Quest’ultima, in particolare, ha registrato un incremento della deforestazione pari al 71%, il peggior risultato tra i Paesi osservati. Fanno eccezione solo due dei sei Stati che compongono l’area sotto indagine: il Gabon – impegnato da anni in un programma di tutela forestale – e la Repubblica del Congo (Congo Brazzaville) che hanno sperimentato, per contro, una diminuzione della perdita di copertura arborea.
L’unicità del bacino del Congo
Quella osservata è un’area di eccezionale importanza. La regione, infatti, ospita alcune delle maggiori torbiere tropicali del Pianeta ed evidenzia un’enorme biodiversità accogliendo al suo interno un quinto delle specie animali e vegetali del mondo.

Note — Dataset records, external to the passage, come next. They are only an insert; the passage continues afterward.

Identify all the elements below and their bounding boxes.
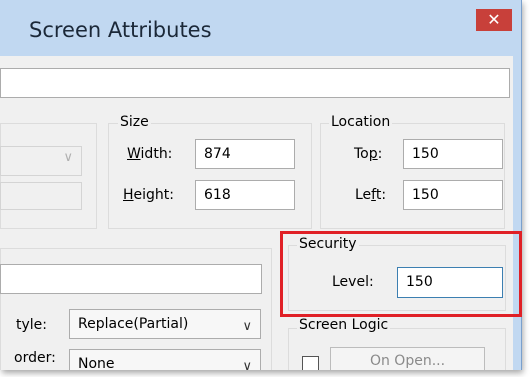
height-label-accel: H [123, 187, 134, 203]
style-label: tyle: [16, 317, 47, 333]
size-legend: Size [118, 114, 151, 130]
screenshot: Screen Attributes ✕ ∨ Size Width: 874 He… [0, 0, 530, 377]
close-icon: ✕ [487, 10, 501, 29]
left-label-pre: Le [355, 187, 372, 203]
width-label-rest: idth: [140, 146, 173, 162]
width-label-accel: W [127, 146, 141, 162]
width-label: Width: [127, 146, 172, 162]
height-input[interactable]: 618 [195, 180, 295, 210]
left-input[interactable]: 150 [403, 180, 503, 210]
on-open-checkbox[interactable] [302, 356, 319, 370]
top-label-post: : [377, 146, 383, 162]
style-select-value: Replace(Partial) [78, 316, 189, 332]
title-bar[interactable]: Screen Attributes ✕ [0, 0, 521, 56]
screen-logic-legend: Screen Logic [297, 317, 391, 333]
disabled-field [0, 182, 82, 210]
height-label-rest: eight: [133, 187, 174, 203]
left-label-post: t: [375, 187, 387, 203]
border-select-value: None [78, 356, 115, 370]
chevron-down-icon: ∨ [242, 319, 252, 334]
chevron-down-icon: ∨ [63, 150, 73, 165]
name-input[interactable] [0, 68, 510, 98]
width-input[interactable]: 874 [195, 139, 295, 169]
left-label: Left: [355, 187, 386, 203]
top-label-pre: To [354, 146, 369, 162]
border-label: order: [14, 350, 56, 366]
unnamed-group [0, 123, 97, 229]
top-label-accel: p [368, 146, 378, 162]
options-text-input[interactable] [0, 264, 262, 294]
top-input[interactable]: 150 [403, 139, 503, 169]
disabled-select: ∨ [0, 146, 82, 176]
height-label: Height: [123, 187, 174, 203]
style-select[interactable]: Replace(Partial) ∨ [69, 309, 261, 339]
top-label: Top: [354, 146, 382, 162]
close-button[interactable]: ✕ [476, 9, 512, 31]
dialog-body: ∨ Size Width: 874 Height: 618 Location T… [0, 56, 521, 370]
security-highlight-box [280, 231, 522, 317]
window-title: Screen Attributes [29, 18, 212, 42]
location-legend: Location [329, 114, 393, 130]
chevron-down-icon: ∨ [242, 359, 252, 370]
on-open-button[interactable]: On Open... [330, 347, 485, 370]
border-select[interactable]: None ∨ [69, 349, 261, 370]
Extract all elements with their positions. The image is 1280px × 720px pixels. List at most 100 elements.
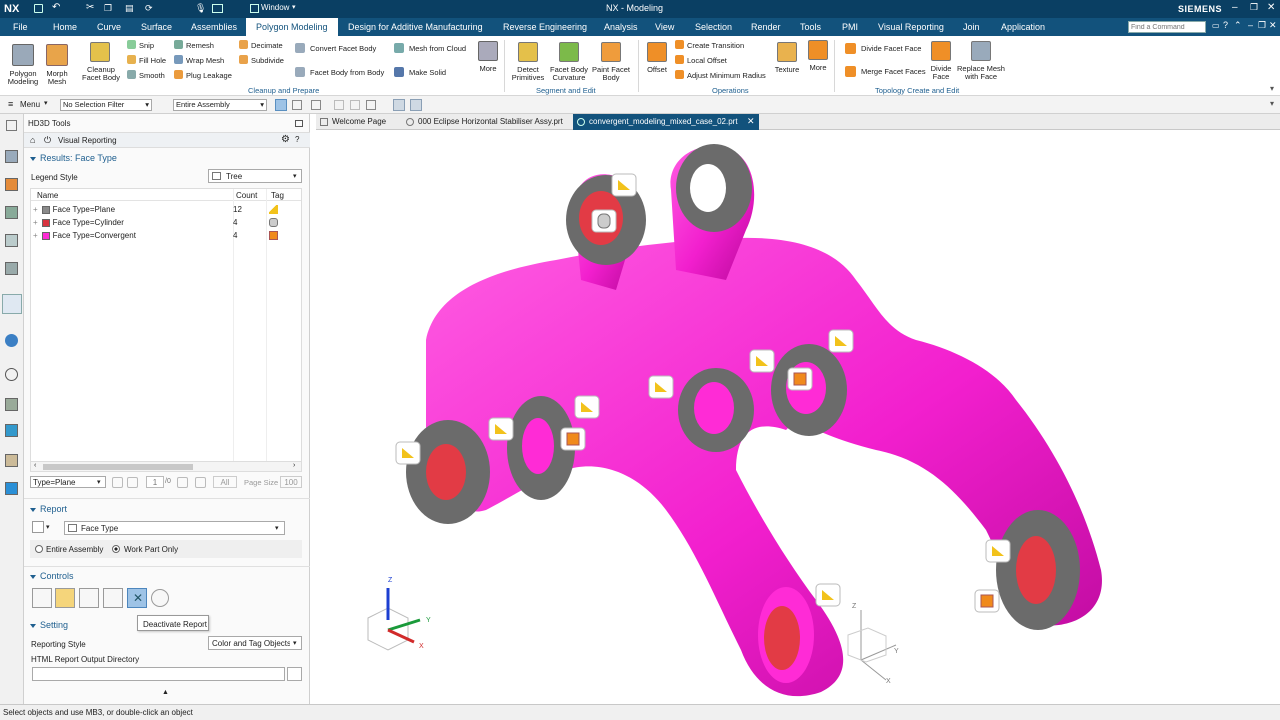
convert-facet-icon[interactable] bbox=[295, 43, 305, 53]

“Nel periodo compreso tra il 2001 e il 2019”, spiega il rapporto, “le foreste del bacino del Congo costituivano il più grande serbatoio di carbonio netto dei tropici con un saldo positivo pari a 610 milioni di tonnellate di CO2 annuali”.
In occasione della Cop26 di Glasgow del 2021, 140 Paesi inclusi i sei della regione, hanno firmato una dichiarazione impegnandosi ad arrestare la deforestazione globale fino a invertirne la tendenza all’aumento entro il 2030. “Per raggiungere questo obiettivo è necessaria una riduzione della perdita di copertura boschiva pari al 10% all’anno tra il 2020 e il 2030″, riferiscono gli autori. “Sulla base delle tendenze dell’ultimo anno, solo il Gabon e la Repubblica del Congo risultano attualmente allineati a questa traiettoria”.
Le attività estrattive restano una minaccia
A un anno di distanza dalla firma del documento il mondo ha perso 6,8 milioni di ettari di foreste determinando emissioni aggiuntive pari a quasi quattro miliardi di tonnellate di gas serra. In questo quadro, il bacino del Congo è da tempo un epicentro del problema. Dal 2000 al 2016, nota ancora la ricerca, “la quota di foreste intatte nella regione è calata dal 78 al 67% determinando il degrado territoriale di circa 23 milioni di ettari”.
Questo processo di deterioramento rappresenta spesso il preludio alla deforestazione, fenomeno favorito, peraltro, dall’aumento delle attività di estrazione e sfruttamento delle risorse come il taglio del legname, l’esplorazione mineraria e la produzione dell’olio di palma.
Nel luglio di quest’anno, la Repubblica Democratica del Congo ha lanciato una gara d’appalto per 30 permessi di estrazione di petrolio e gas. Molti di questi, ha scritto ancora Bloomberg, interessano le torbiere, ambienti caratterizzati da una spiccata propensione al sequestro di carbonio. Il presidente Felix Tshisekedi ha dichiarato nell’occasione che il Paese si impegnerà a ridurre al minimo l’impatto ambientale. Ribadendo, però, “che la nazione ha anche bisogno di sviluppare l’industria petrolifera per migliorare le condizioni di vita dei suoi cittadini, che sono tra i più poveri del mondo”.